Пример из практики. Психолог Андрей ведёт клиентку Ольгу, 29 лет, обратившуюся полгода назад с запросом на затяжную подавленность. На очередной сессии она приходит другой: говорит без пауз, перескакивает с темы на тему, рассказывает, что запустила сразу три проекта, спит по три часа и «никогда не чувствовала себя лучше», между делом упоминает, что взяла крупный кредит на новую идею. Андрей не диагностирует биполярное расстройство и не отговаривает от кредита по существу. Он отмечает сочетание ускоренной речи, сниженной потребности во сне, грандиозных планов и импульсивной траты — то есть разворачивающийся маниакальный синдром — и в тот же день договаривается о срочной консультации психиатра, проговорив с Ольгой конкретные риски, а не диагноз. Параллельно он коротко оценивает суицидальный риск, помня, что смена полюса может пойти в смешанное состояние. Дальнейшее ведение — медикаментозную стабилизацию — берёт на себя психиатр; психолог возвращается к психотерапевтической работе после того, как острое состояние снято.

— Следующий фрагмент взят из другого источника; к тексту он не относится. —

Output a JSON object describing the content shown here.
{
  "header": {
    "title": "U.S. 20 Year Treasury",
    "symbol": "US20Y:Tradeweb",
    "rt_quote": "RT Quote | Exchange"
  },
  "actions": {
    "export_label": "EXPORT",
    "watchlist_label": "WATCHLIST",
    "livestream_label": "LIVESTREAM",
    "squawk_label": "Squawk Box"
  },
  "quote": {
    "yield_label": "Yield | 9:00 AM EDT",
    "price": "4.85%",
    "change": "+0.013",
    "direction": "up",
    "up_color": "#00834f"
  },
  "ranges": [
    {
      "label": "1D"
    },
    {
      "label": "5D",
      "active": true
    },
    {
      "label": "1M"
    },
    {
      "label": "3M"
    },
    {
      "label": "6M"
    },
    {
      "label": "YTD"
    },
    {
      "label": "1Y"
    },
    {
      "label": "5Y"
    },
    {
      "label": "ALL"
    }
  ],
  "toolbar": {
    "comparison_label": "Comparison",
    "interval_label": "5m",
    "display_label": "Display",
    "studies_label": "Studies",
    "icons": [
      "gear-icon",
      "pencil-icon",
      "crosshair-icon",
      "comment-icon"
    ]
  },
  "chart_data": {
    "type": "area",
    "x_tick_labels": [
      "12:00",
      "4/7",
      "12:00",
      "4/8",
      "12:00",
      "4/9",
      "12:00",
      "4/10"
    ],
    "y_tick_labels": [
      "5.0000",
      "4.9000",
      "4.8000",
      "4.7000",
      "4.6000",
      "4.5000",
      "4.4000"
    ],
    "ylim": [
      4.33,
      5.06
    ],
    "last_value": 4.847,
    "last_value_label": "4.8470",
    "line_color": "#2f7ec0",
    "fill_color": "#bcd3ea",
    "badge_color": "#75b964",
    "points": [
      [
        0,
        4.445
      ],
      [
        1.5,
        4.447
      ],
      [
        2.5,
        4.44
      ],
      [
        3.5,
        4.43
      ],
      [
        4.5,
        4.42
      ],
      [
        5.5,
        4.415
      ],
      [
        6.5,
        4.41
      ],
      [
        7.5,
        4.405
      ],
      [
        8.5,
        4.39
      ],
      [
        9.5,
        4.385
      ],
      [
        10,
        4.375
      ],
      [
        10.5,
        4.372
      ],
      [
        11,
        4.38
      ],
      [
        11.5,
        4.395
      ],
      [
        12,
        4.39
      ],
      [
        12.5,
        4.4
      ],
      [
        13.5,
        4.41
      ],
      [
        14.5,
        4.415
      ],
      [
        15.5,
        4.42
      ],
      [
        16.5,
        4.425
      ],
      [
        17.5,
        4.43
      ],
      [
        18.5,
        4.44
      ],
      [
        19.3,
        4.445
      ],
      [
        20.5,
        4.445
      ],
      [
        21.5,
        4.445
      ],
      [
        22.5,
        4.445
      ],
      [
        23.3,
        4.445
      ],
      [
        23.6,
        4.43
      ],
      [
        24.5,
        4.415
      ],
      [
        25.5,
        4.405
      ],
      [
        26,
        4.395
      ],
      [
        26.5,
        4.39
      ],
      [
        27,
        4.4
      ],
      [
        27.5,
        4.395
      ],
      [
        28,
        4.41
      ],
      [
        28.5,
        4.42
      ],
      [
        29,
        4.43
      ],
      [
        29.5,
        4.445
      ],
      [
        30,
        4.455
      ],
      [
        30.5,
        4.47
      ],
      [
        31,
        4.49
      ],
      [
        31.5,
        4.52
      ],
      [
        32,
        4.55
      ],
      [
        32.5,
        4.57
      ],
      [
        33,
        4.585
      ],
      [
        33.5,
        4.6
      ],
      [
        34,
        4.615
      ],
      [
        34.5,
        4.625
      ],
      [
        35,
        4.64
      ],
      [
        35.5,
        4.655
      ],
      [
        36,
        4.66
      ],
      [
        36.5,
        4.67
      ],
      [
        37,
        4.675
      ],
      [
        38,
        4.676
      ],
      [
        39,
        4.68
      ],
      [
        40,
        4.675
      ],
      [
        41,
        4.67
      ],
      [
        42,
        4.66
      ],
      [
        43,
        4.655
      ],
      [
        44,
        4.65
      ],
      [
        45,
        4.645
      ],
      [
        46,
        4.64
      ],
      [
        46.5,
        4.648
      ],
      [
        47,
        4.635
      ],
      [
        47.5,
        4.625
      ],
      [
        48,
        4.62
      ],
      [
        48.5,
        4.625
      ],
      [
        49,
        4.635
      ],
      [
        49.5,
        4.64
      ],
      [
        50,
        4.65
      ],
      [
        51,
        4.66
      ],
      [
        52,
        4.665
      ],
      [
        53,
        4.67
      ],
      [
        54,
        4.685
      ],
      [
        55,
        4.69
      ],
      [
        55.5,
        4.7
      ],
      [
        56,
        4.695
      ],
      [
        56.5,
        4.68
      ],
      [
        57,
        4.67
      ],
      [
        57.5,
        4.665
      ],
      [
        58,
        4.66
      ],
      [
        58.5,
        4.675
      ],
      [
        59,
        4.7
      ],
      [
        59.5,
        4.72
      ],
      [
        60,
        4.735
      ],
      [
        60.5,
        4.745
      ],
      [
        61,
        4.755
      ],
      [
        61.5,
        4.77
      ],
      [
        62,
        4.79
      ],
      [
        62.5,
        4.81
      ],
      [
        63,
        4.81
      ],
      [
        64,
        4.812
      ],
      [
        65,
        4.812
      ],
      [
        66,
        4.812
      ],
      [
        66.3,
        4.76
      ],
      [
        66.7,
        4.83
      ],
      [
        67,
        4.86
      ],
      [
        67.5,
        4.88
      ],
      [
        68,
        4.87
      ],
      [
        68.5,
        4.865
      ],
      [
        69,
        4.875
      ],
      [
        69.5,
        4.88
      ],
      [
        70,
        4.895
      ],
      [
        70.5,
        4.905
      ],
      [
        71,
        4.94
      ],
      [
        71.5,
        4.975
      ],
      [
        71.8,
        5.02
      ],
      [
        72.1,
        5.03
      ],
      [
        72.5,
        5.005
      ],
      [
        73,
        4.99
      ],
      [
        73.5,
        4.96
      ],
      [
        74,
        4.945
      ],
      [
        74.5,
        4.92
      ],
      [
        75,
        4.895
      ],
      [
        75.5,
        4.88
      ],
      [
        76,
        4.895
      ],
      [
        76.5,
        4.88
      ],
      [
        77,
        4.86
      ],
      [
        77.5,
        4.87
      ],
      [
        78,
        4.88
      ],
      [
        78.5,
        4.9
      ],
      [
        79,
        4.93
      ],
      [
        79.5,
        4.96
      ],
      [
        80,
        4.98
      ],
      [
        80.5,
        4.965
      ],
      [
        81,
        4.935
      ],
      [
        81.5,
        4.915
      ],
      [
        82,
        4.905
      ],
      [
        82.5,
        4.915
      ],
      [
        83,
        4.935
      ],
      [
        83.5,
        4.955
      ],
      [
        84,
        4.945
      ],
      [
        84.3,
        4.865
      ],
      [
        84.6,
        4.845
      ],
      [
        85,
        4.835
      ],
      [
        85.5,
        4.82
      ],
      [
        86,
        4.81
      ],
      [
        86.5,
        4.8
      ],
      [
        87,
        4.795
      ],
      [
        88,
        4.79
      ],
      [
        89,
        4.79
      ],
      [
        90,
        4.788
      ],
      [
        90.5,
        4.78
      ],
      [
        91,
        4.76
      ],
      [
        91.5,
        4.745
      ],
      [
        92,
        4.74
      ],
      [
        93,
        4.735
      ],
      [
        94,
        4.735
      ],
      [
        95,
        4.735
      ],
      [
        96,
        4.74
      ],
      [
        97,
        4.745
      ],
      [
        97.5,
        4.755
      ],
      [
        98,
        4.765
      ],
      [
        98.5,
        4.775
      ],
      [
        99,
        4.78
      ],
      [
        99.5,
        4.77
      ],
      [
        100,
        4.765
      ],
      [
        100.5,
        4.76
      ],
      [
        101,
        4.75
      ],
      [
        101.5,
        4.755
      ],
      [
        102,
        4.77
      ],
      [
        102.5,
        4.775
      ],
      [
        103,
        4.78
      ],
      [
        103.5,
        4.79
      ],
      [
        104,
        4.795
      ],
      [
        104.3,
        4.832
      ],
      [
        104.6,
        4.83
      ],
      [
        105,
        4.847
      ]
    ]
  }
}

Маниакальный синдром психолог должен уметь увидеть и назвать про себя быстро — потому что цена пропущенной острой мании измеряется не качеством терапии, а сохранностью жизни, финансов и отношений клиента. Распознавание и своевременная маршрутизация к психиатру — это и есть профессиональная работа психолога в этой зоне. Материал не заменяет очной консультации специалиста и предназначен для профессиональной аудитории.